Wire Gauge Required Question

lorelec wrote:
Sorry, Ken, I misread your example from the very beginning. If the resistance stays constant, then yes, power is directly proportional to the square of the voltage drop across it.

I was assuming your analogy was related to the power loss in a wire, which is seldom related to applied voltage, but rather to the resistance/size of the wire or the current through it, which causes the voltage drop across it.

power loss in a wire also follows the same square law change. again, if R is held constant, then the power drop is related to current squared or voltage drop across the wire squared. double the current in a wire and the power loss in the wire will quadruple. (I^2)R

same thing if you use P=V*I. in the above case doubling the current will double the voltage drop (E=I*R) so V and I both double and power quadruples.

Or P=V^2/R.

Thats why things link incandesent light bulbs change brightness so dramatically with a small voltage change.

Now, when we start talking about solar panels or MPPT controller, these are NOT linear devices and power analysis is much more complicated. But there's not much we can do about that to change performance anyway so it is what it is.


also when using % changes, you have to be careful on what numbers are used in the calculations. for example.

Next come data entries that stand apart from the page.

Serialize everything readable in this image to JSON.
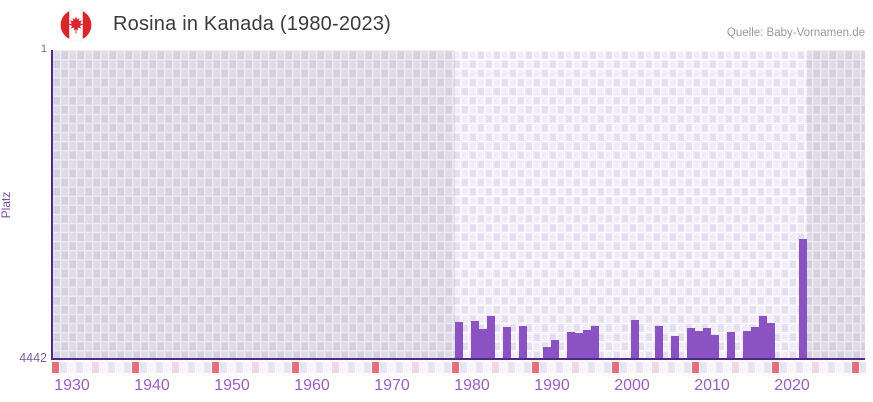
{
  "header": {
    "title": "Rosina in Kanada (1980-2023)",
    "source": "Quelle: Baby-Vornamen.de",
    "flag": "canada"
  },
  "chart_data": {
    "type": "bar",
    "title": "Rosina in Kanada (1980-2023)",
    "xlabel": "",
    "ylabel": "Platz",
    "y_axis": {
      "min": 1,
      "max": 4442,
      "inverted": true,
      "top_tick_label": "1",
      "bottom_tick_label": "4442"
    },
    "x_axis": {
      "start_year": 1928,
      "end_year": 2029,
      "tick_labels": [
        "1930",
        "1940",
        "1950",
        "1960",
        "1970",
        "1980",
        "1990",
        "2000",
        "2010",
        "2020"
      ]
    },
    "grid": "checkerboard",
    "legend": false,
    "series": [
      {
        "name": "Platz",
        "points": [
          {
            "year": 1978,
            "rank": 3920
          },
          {
            "year": 1980,
            "rank": 3910
          },
          {
            "year": 1981,
            "rank": 4030
          },
          {
            "year": 1982,
            "rank": 3840
          },
          {
            "year": 1984,
            "rank": 4000
          },
          {
            "year": 1986,
            "rank": 3980
          },
          {
            "year": 1989,
            "rank": 4280
          },
          {
            "year": 1990,
            "rank": 4180
          },
          {
            "year": 1992,
            "rank": 4070
          },
          {
            "year": 1993,
            "rank": 4080
          },
          {
            "year": 1994,
            "rank": 4040
          },
          {
            "year": 1995,
            "rank": 3980
          },
          {
            "year": 2000,
            "rank": 3900
          },
          {
            "year": 2003,
            "rank": 3980
          },
          {
            "year": 2005,
            "rank": 4130
          },
          {
            "year": 2007,
            "rank": 4010
          },
          {
            "year": 2008,
            "rank": 4050
          },
          {
            "year": 2009,
            "rank": 4010
          },
          {
            "year": 2010,
            "rank": 4110
          },
          {
            "year": 2012,
            "rank": 4070
          },
          {
            "year": 2014,
            "rank": 4050
          },
          {
            "year": 2015,
            "rank": 4000
          },
          {
            "year": 2016,
            "rank": 3840
          },
          {
            "year": 2017,
            "rank": 3940
          },
          {
            "year": 2021,
            "rank": 2720
          }
        ]
      }
    ],
    "data_start_year": 1978,
    "no_data_from_year": 2022,
    "strip_markers": {
      "red_phase": 0,
      "pink_phase": 5,
      "interval": 10,
      "cells": 102
    }
  },
  "colors": {
    "bar": "#8a53c1",
    "axis_line": "#4e2a84",
    "x_tick_label": "#9a5fc4",
    "y_tick_label": "#80619f",
    "title": "#3b3b3b",
    "source": "#9a9a9a",
    "strip_red": "#e5707b",
    "strip_pink": "#f2d5e1",
    "strip_even": "#f7f4fb",
    "strip_odd": "#e9e4f3",
    "flag_red": "#d8262c"
  }
}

If i drop voltage by 10% and want to know what effect that has on power change, you don't use 10% in the power calculation you use .90 (90%) E.g. for a 10% drop in current, the power changes to (I^2R) is .90^2=.81 or 81% of the base power, or a drop of 19%. not .10^2 =.01

Now if you increase current by 10%, power =1.1^r= 1.21. so for the same 10% change, power change is 21%. not 19%. Need to pay carefull attention increase/decrease % as well.